Shawn, bless his little heart, picked me up off the floor, knowing fully well that my state wasn’t actually about the cheesecake at all. He gave me a huge hug, wiped the tears from my eyes, and told me that no one would care that I wasn’t showing up with the cheesecake and that they would, in fact, be thrilled with just a simple cheese plate or even just the fact that I was there with him. Ushering me to the car and to the cheese department at Whole Foods, we soon arrived at the holiday party.
As I walked in the front door—I’ll never forget this—Bob was on the other side of the front room. He took one look at me, crossed the room, literally squeezing past everyone there and gently took the cheese plate from my hands, placing it on the buffet table. He picked up a glass, filled it to the brim with a margarita and then handed it to me with an impish grin saying, “Here you go. I’m so glad you could make it tonight!” He then gave my shoulder a reassuring squeeze, fixed up a small plate of the cheeses for everyone in the room, and promptly handed them out, one by one, making sure to crow, “Taste this! Malia brought these in for us. Aren’t these a great selection?” nodding back at me each time he gave someone a plate. Next thing I knew, I was being hugged to within an inch of my life by Sunni and Honora.
It may seem like such a small thing that’s easily passed over and forgotten, but at that moment in time, it was exactly what I needed and I’m not referring to the stiff drink, although that probably helped, too. I don’t know if it was his years of experience treating patients, his time spent in his Tibetan Buddhist practice, or if it was that he was playing the part of jolly Santa Bob to the hilt that day, but he just knew—whether it was consciously or unconsciously—what it would take to help me feel better, to let go of my finals, and just be there with everyone else.
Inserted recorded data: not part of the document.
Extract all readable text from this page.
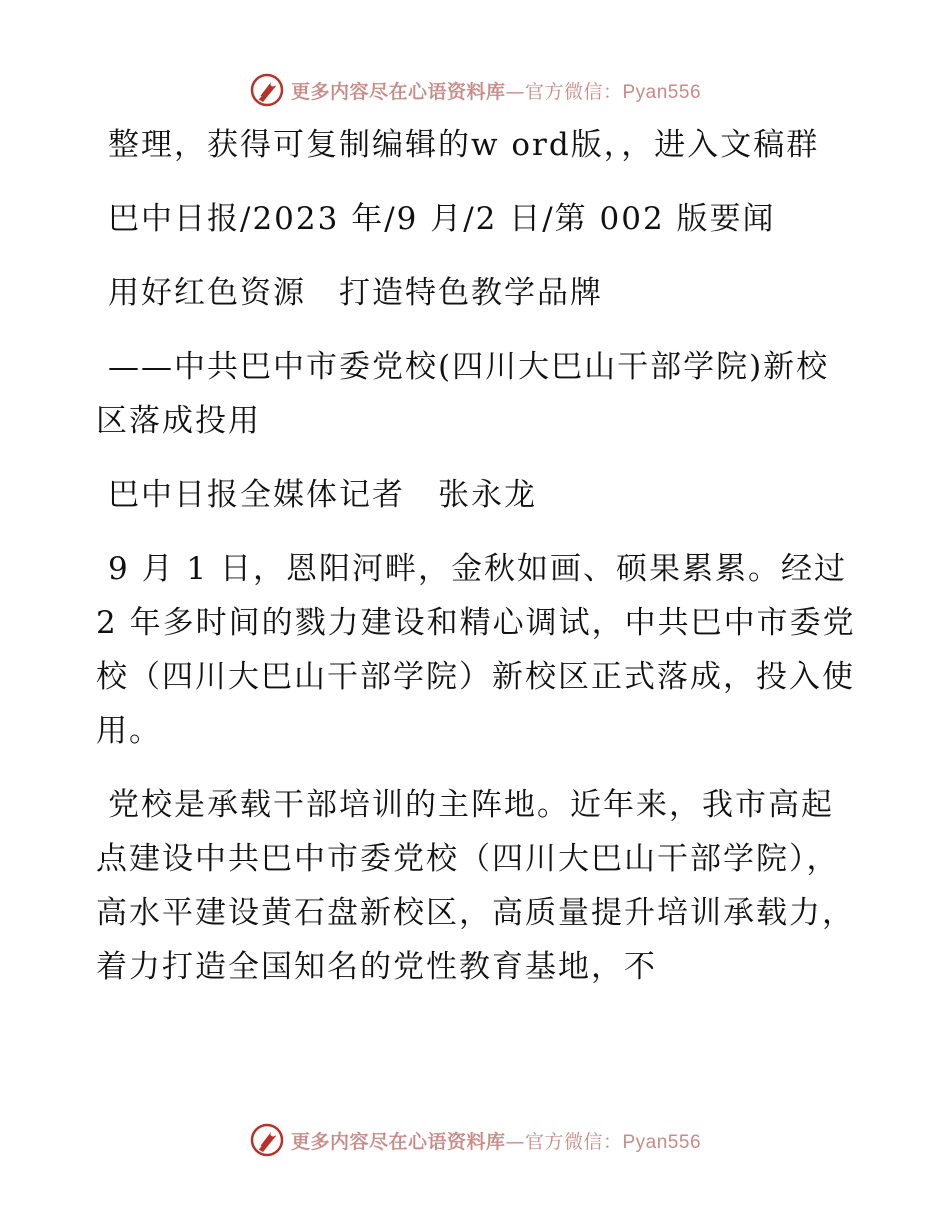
更多内容尽在心语资料库—官方微信：Pyan556

整理，获得可复制编辑的w ord版，，进入文稿群

巴中日报/2023 年/9 月/2 日/第 002 版要闻

用好红色资源　打造特色教学品牌

——中共巴中市委党校(四川大巴山干部学院)新校区落成投用

巴中日报全媒体记者　张永龙

9 月 1 日，恩阳河畔，金秋如画、硕果累累。经过 2 年多时间的戮力建设和精心调试，中共巴中市委党校（四川大巴山干部学院）新校区正式落成，投入使用。

党校是承载干部培训的主阵地。近年来，我市高起点建设中共巴中市委党校（四川大巴山干部学院），高水平建设黄石盘新校区，高质量提升培训承载力，着力打造全国知名的党性教育基地，不

更多内容尽在心语资料库—官方微信：Pyan556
I think sometimes, that we all forget that the map is not the territory. It’s really easy to confuse our perception of who we think a person is with who that person actually is. I suspect that every time someone asks me what it’s like to be around him, they’re expecting me to say something about how fantastic it is to be around someone who’s done so much for the field, that he’s super-imposing or terrifying, that he’s standoffish, intimidating, brilliant, or any of the rumors out there. In a way, I suppose Bob is all of those things and yet none of them. To me, however, when I think of Bob, I don’t think about any of that. I think of that one moment of kindness.